Ancora molto tempo fa, alla fine degli anni ’60 del secolo scorso – nel mio periodo ancora pre-althusseriano e pre-bettelheimiano – scrissi due articoli (in “Ideologie” e nel “Che fare”, rivista diretta da Francesco Leonetti), in cui delineavo la progressione futura del Pci in quanto organizzazione in progressiva (e certo lenta data la “base operaia” del partito”)rappresentanza e “servizio” di quella che designavo allora ancora come “borghesia monopolistica”. Al di là della rozzezza di un’argomentazione ancorata alla tradizione (si tratta del resto diquasi mezzo secolo fa), feci una previsione molto in anticipo sui tempi, ma potei formularla in base ad un’analisi, pur ancora rudimentale, che non esito a definire fondamentalmente scientifica, anche se certo con i termini e l’intelaiatura teorica (marxista) di quei tempi. Qualsiasi analisi di superficie, culturalistica e quasi psicologistica, conduceva gli altri critici del capitalismo a parlare, al massimo, di “deviazione” piccolo-borghese del Pci e cose del genere. Aggiungo che subito dopo il mio ritorno dalla Francia (andai appunto a seguire Bettelheim e la scuola althusseriana frequentando l’EPHE a Parigi nel 1970-71), mi accadde un fatto ebbi un contatto ben rilevante per un “viaggio”, che poi mi rifiutai di intraprendere perché lo pensavo più pericoloso di quanto poi capii essere in realtà – che mi lasciò molto “pensoso” e un po’ sbalordito. Solo pian piano, negli anni successivi, riuscii da quell’evento ad afferrare che dovevano essere in atto alcuni contatti di un “certo tipo” per favorire, in modo coperto e prudente, il passaggio di campo del Pci verso l’atlantismo, processo che conobbe un momento “più scoperto” nel ’78 con il viaggio di un suo notevole esponente negli Stati Uniti, in concomitanza con la “faccenda” Moro (in possesso, ne sono convinto, di documenti, finiti chissà dove, comprovanti gli intendimenti di “nuove alleanze internazionali” di quella direzione del Pci).

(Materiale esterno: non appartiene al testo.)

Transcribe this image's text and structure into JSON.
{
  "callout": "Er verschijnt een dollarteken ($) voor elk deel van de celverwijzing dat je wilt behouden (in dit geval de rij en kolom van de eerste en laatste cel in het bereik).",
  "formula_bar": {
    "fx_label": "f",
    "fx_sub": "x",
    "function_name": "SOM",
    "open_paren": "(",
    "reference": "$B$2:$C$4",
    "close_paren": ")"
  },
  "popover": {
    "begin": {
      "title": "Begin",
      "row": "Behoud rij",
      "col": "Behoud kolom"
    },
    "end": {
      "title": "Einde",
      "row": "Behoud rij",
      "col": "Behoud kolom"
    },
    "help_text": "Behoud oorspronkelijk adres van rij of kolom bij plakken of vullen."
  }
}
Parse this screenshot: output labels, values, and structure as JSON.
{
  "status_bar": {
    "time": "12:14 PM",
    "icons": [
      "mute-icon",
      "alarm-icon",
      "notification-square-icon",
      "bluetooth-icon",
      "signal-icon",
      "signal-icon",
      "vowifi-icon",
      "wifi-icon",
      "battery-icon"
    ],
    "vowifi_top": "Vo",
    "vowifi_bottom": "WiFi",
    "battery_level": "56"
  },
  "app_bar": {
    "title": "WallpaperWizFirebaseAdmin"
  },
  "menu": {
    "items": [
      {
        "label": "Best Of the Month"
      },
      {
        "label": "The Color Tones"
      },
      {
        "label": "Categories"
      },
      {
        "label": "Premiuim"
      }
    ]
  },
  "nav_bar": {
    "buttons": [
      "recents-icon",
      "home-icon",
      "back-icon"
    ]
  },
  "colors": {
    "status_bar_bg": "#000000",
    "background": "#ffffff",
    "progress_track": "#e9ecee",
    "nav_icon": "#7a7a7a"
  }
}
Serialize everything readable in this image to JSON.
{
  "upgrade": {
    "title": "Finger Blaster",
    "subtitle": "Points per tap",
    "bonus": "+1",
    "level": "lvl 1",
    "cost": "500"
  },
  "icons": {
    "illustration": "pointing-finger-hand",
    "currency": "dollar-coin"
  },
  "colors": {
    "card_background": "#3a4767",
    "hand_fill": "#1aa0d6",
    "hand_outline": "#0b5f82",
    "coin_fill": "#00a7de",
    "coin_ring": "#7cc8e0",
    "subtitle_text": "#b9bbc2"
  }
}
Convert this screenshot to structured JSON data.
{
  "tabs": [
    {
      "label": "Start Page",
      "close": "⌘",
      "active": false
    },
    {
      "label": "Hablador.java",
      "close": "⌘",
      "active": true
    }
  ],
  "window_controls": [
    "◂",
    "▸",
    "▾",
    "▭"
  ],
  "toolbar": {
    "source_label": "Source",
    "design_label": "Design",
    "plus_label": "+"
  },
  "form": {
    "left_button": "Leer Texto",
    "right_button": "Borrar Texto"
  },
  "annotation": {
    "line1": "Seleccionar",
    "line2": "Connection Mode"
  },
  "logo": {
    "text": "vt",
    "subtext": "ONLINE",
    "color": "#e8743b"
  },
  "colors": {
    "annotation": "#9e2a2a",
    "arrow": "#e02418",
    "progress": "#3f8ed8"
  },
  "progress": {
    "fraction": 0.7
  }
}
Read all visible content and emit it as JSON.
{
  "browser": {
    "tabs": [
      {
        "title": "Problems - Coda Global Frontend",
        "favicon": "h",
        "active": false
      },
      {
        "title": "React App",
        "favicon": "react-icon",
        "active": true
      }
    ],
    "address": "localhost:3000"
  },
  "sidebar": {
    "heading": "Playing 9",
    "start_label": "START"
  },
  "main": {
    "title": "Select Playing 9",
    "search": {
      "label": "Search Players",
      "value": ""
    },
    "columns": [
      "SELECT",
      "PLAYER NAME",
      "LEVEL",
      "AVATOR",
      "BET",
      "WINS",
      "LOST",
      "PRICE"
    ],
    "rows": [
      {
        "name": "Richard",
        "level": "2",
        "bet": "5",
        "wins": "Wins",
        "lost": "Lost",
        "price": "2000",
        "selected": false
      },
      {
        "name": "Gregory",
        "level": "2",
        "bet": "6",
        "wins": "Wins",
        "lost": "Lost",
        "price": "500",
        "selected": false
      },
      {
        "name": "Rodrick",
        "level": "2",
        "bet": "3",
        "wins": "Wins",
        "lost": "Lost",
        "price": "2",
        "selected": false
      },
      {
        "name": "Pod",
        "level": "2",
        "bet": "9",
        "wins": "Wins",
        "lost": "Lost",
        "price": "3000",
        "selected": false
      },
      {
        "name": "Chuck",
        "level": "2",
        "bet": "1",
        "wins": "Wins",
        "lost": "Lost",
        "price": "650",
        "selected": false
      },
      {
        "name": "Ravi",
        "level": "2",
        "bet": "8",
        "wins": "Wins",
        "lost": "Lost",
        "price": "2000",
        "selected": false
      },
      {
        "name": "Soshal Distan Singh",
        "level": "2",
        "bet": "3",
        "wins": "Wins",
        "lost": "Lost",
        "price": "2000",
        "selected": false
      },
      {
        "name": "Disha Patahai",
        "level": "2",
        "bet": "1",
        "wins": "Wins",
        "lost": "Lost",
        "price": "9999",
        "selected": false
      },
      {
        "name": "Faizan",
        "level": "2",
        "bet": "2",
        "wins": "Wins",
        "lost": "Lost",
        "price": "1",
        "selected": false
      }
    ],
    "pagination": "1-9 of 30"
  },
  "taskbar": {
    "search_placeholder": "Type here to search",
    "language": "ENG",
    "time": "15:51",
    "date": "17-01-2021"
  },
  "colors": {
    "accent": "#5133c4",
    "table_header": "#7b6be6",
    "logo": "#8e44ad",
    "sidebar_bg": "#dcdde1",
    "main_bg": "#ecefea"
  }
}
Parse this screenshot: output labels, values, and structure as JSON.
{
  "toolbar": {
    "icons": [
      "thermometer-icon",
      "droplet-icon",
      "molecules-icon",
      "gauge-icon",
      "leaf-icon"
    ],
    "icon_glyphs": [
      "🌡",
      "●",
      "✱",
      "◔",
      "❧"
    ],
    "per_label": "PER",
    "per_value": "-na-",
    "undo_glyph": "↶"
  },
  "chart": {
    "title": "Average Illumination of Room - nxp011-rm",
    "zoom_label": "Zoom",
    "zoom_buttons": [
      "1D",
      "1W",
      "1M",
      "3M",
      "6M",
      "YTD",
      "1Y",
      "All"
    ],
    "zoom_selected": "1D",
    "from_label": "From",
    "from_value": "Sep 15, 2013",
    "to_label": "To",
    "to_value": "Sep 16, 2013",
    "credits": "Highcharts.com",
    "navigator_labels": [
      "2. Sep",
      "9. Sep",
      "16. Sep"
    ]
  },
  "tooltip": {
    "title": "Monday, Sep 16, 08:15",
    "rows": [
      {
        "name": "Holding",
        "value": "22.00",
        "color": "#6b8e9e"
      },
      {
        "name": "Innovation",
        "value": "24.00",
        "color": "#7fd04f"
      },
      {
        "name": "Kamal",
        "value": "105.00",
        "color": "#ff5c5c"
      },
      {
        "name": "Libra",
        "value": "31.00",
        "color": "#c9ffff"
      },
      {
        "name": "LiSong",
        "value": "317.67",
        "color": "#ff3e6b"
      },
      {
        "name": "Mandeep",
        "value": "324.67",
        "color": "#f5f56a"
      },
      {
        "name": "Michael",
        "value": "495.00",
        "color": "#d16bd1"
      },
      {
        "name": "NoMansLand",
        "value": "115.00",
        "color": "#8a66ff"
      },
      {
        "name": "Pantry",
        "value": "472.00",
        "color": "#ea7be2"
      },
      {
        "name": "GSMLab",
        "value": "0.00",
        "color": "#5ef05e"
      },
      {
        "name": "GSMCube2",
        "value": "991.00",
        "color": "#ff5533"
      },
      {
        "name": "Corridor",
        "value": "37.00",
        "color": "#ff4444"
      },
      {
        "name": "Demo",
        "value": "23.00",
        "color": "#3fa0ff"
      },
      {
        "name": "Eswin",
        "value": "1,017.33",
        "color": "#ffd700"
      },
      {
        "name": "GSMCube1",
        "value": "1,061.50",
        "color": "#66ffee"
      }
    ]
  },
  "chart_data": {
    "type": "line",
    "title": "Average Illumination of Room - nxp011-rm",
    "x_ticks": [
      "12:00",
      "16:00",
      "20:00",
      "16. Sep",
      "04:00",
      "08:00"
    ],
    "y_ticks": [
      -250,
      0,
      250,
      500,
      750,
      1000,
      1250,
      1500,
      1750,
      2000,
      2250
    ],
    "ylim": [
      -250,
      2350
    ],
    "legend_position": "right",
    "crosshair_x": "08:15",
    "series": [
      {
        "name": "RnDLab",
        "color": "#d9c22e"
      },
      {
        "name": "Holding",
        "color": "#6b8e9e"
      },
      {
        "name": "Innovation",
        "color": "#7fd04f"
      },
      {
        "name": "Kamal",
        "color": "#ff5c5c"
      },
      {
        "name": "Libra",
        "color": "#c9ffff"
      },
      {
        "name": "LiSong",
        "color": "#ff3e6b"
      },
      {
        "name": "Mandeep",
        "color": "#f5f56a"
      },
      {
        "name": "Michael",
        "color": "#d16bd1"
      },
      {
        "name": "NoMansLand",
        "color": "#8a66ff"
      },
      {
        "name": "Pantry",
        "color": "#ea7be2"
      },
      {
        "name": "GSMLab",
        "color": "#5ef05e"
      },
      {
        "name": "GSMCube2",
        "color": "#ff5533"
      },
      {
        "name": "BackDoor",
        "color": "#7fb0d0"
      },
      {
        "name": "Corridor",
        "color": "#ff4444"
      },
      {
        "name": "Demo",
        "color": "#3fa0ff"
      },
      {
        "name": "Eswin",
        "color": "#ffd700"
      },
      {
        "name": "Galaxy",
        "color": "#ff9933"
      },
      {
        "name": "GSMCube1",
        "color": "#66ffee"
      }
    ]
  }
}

Non intendo tediare oltre il lettore. Invito però tutti quelli che leggeranno queste poche pagine a meditare sull’uso a volte pretestuoso che viene fatto di polemiche contro l’economicismo, lo scientismo, ecc. Bisogna seguire attentamente l’evolversi dei fatti “reali”, ma non l’interpreteremo mai nel suo, almeno realistico (non proprio REALE), andamento e nel suo significato effettivo se non si è intenzionati ad assumersi la fatica e anche il tedio della “fredda” scienza. La si smetta di rincoglionirsi solo con internet, con i telefonini e altre novità tecnologiche, in evoluzione sempre più veloce in modo da far perdere a chi la segue ossessivamente ogni capacità di mettere per alcune ore il culo sulla sedia, leggendo vari documenti, ma essendosi preparati a capirli e inquadrarli nel loro significato per nulla affatto trasparente come sembra a prima vista. Si tenga inoltre presente che nelle scienze sociali non vi sono laboratori con provette e reagenti o acceleratori di particele o telescopi giganti, ecc. Lo scienziato sociale nemmeno può fare la verifica delle sue teorie mediante impegno diretto e immediato in tutte le situazioni (nei vari periodi storici e nei vari luoghi geografico-sociali) di cui ipotizza le strutture e dinamiche evolutive.

E’ ora di smetterla con l’ossessiva alimentazione della sola prontezza di riflessi. E’ ormai sempre più necessario riprendere ad allenarsi con la lenta riflessione, con il montare e smontare diverse ipotesi, senza innamorarsi di una soltanto d’esse per la noia di pensare. E anche quando si è divenuti molto convinti di una, se ne devono cogliere le sempre non poche sfaccettature e angolazioni dei punti di vista che esse consentono e anzi spesso impongono. E ricordiamoci pure che nel lottare per una causa non c’è sempre bisogno di mettere bombe e commettere atti molto spesso più che altro negativi. E’ anche utile far funzionare il cervello che ha la straordinaria capacità di immaginare strutture “architettoniche” in grado di mappare, di ordinare semplificando, il “territorio” (sociale non meno di quello naturale) in cui siamo costretti a muoverci, cercando di accrescere l’efficacia delle nostre azioni. E’ un discorso che non termina certamente qui.